RESOURCE

This is the website of The Story of Stuff Project. The project began in 2007, when its founder Annie Leonard published an animated documentary called The Story of Stuff that explained the toxic and exploitative background of consumer goods production and their disposal.

Since the release of the first film a decade ago, The Story of Stuff Project continues to develop new videos that have by now garnered more than 50 million online views around the world. The Story of Stuff Project presents itself as community-minded, solutions-focused and action-oriented.

The website contains all the videos produced by the project, as well supporting resources and an online training programme called Citizen Muscle Boot Camp for those interested in activist engagement and awareness-raising.
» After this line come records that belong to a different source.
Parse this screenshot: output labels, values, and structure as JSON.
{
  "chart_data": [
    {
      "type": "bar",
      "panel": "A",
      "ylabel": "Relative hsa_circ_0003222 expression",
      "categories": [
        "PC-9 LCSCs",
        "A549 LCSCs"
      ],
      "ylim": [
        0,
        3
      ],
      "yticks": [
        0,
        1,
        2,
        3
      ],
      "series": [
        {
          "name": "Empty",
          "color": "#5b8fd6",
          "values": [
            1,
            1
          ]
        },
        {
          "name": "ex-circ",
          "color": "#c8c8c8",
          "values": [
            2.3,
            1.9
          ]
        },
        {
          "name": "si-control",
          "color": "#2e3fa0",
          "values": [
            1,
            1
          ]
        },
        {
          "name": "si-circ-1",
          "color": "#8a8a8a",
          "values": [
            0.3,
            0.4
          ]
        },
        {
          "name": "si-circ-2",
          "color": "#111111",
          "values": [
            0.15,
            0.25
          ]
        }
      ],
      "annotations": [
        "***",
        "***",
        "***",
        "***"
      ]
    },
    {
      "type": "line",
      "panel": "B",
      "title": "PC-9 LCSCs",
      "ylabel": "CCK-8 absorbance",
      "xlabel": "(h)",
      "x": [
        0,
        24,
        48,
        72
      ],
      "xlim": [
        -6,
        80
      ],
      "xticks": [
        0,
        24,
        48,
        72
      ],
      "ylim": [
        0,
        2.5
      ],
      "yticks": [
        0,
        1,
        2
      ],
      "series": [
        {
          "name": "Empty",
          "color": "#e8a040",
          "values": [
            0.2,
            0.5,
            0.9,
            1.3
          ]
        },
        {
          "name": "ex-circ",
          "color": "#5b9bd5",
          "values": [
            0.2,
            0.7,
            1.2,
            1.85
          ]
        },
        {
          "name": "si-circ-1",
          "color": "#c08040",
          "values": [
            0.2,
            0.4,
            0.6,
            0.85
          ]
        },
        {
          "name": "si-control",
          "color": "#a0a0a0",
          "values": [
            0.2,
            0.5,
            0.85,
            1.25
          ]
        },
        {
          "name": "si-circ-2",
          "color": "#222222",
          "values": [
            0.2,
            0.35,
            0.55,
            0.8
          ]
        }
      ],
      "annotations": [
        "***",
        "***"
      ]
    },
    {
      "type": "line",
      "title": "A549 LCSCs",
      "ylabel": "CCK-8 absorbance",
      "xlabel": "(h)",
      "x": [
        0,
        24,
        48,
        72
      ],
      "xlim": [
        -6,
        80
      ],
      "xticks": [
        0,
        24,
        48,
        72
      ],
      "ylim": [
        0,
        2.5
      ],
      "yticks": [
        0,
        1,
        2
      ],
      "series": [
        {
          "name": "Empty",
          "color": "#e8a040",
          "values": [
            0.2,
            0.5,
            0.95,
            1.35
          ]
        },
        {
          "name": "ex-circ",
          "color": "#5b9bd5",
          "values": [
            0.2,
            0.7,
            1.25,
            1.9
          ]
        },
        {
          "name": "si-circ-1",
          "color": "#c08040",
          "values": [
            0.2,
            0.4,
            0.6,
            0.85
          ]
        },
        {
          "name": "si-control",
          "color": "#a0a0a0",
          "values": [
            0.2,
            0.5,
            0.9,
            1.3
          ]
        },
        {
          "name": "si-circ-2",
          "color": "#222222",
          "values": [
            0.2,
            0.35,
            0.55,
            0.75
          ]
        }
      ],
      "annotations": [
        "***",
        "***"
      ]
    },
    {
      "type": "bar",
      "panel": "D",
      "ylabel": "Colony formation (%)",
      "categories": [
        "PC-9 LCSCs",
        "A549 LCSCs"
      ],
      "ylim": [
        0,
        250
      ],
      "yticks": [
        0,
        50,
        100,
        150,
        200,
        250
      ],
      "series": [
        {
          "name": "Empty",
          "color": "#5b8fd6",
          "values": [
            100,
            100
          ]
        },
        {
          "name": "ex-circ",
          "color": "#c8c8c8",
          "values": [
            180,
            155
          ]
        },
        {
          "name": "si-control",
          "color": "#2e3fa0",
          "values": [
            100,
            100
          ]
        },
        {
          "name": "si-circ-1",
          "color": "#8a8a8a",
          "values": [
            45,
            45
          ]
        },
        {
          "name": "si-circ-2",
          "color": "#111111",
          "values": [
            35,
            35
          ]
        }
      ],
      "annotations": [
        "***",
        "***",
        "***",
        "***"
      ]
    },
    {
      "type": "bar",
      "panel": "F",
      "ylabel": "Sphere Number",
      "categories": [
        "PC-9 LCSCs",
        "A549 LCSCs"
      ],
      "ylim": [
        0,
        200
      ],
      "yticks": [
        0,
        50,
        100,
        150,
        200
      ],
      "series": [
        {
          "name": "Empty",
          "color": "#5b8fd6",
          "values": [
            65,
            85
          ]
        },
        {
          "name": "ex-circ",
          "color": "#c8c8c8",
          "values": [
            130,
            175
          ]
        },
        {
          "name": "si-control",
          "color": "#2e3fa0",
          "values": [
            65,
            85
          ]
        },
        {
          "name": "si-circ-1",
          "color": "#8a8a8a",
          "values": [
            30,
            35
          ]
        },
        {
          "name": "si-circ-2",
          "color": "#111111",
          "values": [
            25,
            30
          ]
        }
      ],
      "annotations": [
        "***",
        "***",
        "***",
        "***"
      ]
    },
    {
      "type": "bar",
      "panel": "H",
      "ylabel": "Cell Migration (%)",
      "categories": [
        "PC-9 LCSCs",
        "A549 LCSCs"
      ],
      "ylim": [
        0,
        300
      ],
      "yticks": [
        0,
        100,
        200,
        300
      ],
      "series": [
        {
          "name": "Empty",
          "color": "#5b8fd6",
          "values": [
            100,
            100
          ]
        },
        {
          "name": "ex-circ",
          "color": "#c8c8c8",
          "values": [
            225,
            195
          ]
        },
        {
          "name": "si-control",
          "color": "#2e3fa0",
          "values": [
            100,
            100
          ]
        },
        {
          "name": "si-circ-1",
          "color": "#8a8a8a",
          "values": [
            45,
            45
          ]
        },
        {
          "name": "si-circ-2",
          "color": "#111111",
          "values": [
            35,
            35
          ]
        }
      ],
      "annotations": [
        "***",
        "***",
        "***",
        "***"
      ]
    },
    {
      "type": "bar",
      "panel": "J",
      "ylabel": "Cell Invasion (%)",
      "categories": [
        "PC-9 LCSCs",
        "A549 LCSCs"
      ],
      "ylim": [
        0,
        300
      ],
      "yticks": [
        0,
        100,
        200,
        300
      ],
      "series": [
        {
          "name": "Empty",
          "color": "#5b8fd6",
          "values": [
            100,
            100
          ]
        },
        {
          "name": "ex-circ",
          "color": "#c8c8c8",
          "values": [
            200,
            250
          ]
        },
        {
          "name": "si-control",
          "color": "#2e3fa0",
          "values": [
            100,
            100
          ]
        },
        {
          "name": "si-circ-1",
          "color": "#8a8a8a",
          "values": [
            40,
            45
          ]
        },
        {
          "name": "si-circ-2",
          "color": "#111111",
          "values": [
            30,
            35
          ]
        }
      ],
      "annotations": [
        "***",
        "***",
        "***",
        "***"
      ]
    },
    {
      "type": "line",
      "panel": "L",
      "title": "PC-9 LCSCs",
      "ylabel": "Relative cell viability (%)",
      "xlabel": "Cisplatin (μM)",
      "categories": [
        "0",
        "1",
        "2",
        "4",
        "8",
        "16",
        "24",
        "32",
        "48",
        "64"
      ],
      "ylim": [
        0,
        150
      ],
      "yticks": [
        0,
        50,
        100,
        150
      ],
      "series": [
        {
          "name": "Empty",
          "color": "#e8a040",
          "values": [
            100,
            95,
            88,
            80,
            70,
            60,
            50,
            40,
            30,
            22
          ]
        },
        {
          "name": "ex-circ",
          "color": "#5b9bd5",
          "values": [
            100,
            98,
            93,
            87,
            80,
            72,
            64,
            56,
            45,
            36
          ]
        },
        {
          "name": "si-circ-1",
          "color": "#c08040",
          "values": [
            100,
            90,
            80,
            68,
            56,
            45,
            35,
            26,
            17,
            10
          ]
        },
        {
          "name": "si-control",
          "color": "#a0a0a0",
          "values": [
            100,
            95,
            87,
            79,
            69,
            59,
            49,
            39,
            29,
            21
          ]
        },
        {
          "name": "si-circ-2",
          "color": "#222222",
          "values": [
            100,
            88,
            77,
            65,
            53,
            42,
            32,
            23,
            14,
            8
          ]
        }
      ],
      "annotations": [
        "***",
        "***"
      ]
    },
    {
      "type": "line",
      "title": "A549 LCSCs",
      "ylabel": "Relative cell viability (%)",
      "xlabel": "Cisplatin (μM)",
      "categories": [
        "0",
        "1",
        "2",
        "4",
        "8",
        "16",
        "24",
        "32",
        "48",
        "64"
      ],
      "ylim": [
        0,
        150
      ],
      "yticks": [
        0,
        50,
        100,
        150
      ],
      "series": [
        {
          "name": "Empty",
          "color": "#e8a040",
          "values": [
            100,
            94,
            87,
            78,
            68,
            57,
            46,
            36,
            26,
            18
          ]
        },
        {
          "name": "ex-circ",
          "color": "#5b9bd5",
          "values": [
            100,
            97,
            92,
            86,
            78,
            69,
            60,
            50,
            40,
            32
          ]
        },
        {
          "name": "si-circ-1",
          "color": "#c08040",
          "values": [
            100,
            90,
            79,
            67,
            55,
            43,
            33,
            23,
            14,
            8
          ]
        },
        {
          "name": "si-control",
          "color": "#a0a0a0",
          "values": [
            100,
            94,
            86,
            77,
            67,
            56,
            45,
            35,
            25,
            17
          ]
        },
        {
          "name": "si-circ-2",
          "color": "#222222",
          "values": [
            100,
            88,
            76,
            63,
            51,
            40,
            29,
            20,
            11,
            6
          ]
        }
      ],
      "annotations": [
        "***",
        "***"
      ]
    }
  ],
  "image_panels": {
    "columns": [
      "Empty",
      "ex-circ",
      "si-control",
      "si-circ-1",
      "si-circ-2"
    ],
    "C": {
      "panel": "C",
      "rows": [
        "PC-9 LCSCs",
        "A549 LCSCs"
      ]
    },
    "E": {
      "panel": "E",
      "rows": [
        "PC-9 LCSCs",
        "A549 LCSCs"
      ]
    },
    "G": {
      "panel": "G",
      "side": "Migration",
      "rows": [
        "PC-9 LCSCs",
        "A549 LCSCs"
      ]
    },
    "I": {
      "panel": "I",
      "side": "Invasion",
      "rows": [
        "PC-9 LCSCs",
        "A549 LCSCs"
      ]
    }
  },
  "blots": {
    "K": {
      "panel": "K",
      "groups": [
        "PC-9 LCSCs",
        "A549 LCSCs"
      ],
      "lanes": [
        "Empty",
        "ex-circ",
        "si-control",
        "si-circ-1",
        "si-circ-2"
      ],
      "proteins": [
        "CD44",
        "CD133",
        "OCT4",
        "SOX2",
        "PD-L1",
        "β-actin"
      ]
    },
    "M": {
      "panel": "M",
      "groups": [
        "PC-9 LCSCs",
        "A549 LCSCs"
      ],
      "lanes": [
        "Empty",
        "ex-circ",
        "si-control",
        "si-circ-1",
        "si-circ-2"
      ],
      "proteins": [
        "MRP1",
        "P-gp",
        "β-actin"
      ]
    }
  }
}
The Story of Stuff videos are among the most widely used GCE resources, having been projected in more than 7000 schools, according to the project’s data.

The video materials produced by the Story of Stuff Project can be of great use to organisations seeking to introduce complex GCE issues, in particular those related to the functioning of consumer societies and related sustainability issues to new audiences.

Due to the project’s emphasis on local-based citizens’ engagement the analysis and solutions proposed by the Story of Stuff can help inspire organisation of new initiatives and awareness raising/advocacy groups. Similar to The Rules network, the materials produced by the Story of Stuff Project offer good examples of well-researched systemic critique that does not problematize the effectiveness, sensibility, feasibility and inherent contradictions of its own proposed solutions.

Story of Stuff resources consider the unsustainable consumerist culture of global (financial) capitalism as the systemic framework that they seek to reform / correct through citizens’ actions. By framing citizens as merely part of the solution, rather than also as part of the problem, the project does not explicitly invite self-reflection about complicity in global harm, nor does it examine our unacknowledged/subconscious investments in the continuation of exploitative and harmful practices that uphold our current ways of living.

It can however, and arguably precisely because of this lack, offer a platform on which a development of wide-scale campaigns that address specific aspects (use of microplastics, waste collection, recycling, etc.) of deeper issues can be built, without challenging existing power relations, structural inequalities and injustices.